Menthol smokes seen as 'smooth'
While contemporary tobacco marketing efforts have been "constrained by legislation that restricts advertising in traditional media," the draft report continued, "the powerful advertising messages used in the past are reinforced and continued by menthol marketing messages such as 'smooth' and 'fresh' that are implicitly linked to health benefits".
The Tobacco Products Scientific Advisory Committee is tasked with determining how menthol cigarettes should be regulated and whether the science justifies an outright ban.
Sections of the report released earlier have concluded that the evidence doesn't prove menthol cigarettes are any more dangerous to health than other cigarettes, but that it is possible they are more addictive because the mint flavouring masks the harsh tobacco taste.
Many anti-smoking organisations hope the FDA will eventually ban menthols.
"Menthols should be banned, and that such a decision would be, in the words of the statute, 'appropriate for the protection of the public health'," said Ellen Vargyas, general counsel for the American Legacy Foundation, a Washington, DC-based advocacy organisation that was founded in 1999 with funding from the landmark Master Settlement Agreement between the tobacco industry and state governments.
"We think there are two key scientific underpinnings," Vargyas continued. "One is the link between menthol smoking and youth initiation. The science shows the younger and the newer the smoker the more likely they are to smoke menthols. The second very important reason is the science shows they make more quit attempts than non-menthol smokers, but they are less successful at quitting."
Menthol the most popular flavour
The efforts to more stringently regulate tobacco products come as a the result of the Family Smoking Prevention and Tobacco Control Act, signed into law by President Obama in June 2009. The law gave the FDA broad new powers to regulate the sale, marketing and content of tobacco products and directed the FDA to establish an advisory committee to review the science and make recommendations.
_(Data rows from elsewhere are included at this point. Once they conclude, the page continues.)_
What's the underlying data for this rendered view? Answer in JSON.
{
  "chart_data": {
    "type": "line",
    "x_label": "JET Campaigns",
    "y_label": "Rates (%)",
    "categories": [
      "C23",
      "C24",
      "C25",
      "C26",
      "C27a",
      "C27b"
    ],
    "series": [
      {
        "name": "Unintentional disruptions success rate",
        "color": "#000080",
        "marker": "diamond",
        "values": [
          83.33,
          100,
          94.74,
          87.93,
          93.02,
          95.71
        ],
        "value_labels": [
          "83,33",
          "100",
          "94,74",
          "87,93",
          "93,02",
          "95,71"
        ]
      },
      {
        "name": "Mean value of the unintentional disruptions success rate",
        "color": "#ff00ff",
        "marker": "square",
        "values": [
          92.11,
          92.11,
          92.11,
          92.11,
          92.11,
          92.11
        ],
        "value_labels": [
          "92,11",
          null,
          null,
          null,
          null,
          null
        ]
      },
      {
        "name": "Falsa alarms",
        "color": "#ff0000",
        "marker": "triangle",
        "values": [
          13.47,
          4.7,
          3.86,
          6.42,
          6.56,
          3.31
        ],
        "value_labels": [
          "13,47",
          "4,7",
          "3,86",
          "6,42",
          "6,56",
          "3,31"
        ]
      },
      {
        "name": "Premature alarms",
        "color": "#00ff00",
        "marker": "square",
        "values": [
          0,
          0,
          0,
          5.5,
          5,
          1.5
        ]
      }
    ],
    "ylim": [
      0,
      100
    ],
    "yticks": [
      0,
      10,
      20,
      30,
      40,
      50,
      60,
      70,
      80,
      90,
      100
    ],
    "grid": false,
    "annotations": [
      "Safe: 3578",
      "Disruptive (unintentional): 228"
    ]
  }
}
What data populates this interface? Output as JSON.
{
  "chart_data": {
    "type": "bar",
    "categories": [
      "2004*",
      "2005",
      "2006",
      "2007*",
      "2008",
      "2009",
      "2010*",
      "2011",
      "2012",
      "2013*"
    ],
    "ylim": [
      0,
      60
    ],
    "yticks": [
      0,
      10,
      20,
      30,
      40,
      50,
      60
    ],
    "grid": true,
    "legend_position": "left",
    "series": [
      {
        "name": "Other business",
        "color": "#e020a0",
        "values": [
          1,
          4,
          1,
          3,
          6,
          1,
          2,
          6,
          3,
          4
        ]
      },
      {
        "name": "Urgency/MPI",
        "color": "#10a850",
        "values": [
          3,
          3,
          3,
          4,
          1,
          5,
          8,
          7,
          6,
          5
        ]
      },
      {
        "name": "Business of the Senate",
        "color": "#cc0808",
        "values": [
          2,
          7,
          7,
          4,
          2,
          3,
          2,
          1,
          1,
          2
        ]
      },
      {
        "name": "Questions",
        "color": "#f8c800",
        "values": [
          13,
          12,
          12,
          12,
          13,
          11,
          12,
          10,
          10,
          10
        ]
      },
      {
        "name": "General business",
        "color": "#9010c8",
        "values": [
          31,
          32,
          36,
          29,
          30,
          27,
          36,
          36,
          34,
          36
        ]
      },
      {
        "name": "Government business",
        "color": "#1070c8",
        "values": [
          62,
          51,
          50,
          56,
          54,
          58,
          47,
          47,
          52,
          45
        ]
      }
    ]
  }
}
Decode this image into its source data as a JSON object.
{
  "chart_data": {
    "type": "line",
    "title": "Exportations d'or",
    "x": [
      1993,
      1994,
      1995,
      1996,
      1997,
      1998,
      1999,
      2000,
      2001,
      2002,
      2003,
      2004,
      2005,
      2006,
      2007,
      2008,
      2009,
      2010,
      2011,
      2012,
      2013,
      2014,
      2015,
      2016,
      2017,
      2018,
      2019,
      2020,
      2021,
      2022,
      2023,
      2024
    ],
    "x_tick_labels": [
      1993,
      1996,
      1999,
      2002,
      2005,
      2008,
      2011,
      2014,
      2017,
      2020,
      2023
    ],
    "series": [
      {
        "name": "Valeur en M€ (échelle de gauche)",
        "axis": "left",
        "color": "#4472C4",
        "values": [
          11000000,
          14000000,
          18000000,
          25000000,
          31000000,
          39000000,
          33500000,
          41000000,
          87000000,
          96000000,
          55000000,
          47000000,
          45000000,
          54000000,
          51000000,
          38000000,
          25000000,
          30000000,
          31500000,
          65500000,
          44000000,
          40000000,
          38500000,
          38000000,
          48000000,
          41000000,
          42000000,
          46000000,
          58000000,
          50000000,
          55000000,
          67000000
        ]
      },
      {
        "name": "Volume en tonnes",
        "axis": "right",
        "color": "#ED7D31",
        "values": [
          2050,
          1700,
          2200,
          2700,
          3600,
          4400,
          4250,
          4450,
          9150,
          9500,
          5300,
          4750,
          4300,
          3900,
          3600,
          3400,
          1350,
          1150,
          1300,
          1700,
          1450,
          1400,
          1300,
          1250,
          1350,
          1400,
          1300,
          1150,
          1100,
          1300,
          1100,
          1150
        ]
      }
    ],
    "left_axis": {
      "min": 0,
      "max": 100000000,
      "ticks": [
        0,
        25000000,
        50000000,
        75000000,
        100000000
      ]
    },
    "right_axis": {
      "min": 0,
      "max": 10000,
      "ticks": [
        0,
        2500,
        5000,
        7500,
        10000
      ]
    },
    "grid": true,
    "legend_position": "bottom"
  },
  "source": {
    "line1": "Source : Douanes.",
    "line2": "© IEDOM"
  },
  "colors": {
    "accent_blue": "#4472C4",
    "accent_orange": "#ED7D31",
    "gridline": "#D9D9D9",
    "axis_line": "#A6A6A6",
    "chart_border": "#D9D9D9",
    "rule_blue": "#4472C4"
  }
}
The law banned fruit and candy-like flavourings from cigarettes, but exempted menthol, by far the most popular flavour. Menthol accounts for 27% of all cigarettes sold in the United States in 2009, according to the FDA's report.
Instead, menthol became the Tobacco Products Scientific Advisory Committee's (TPSAC) first order of business.
The advisory committee is made up of nine voting members including physicians, scientists and public health experts. The tobacco industry is represented by three, non-voting members.
Among the questions the committee is considering: Are menthol cigarettes more harmful than regular cigarettes? Does the mint flavour encourage youth to start smoking? Are cigarettes containing menthol harder to quit?
The important questions
Although the advisory committee has said the science doesn't show that menthols are more dangerous to health, that's not the most important question, said Vargyas, of the American Legacy Foundation. The foundation's mission includes making smoking prevention and cessation programmes widely available.
"The tobacco industry wants to answer a particular question: Are menthol cigarettes more dangerous to individual established smokers? The answer to that question is that the scientific evidence does not establish that menthol carries greater risks for the individual, established smoker," Vargyas said. "The more important question is the impact of menthol on initiation and cessation."
When the committee's conclusions are released, which is expected to occur by March 23, menthol regulation will enter into a lengthy rule-making process, in which the FDA would begin crafting a proposed rule and the public and the tobacco industry would be given time to weigh in.
One of the suggested tactics for making cigarettes less addictive is to prohibit nicotine in cigarettes. According to the tobacco control law, the FDA cannot reduce levels to zero, but it may be able to sharply curtail nicotine.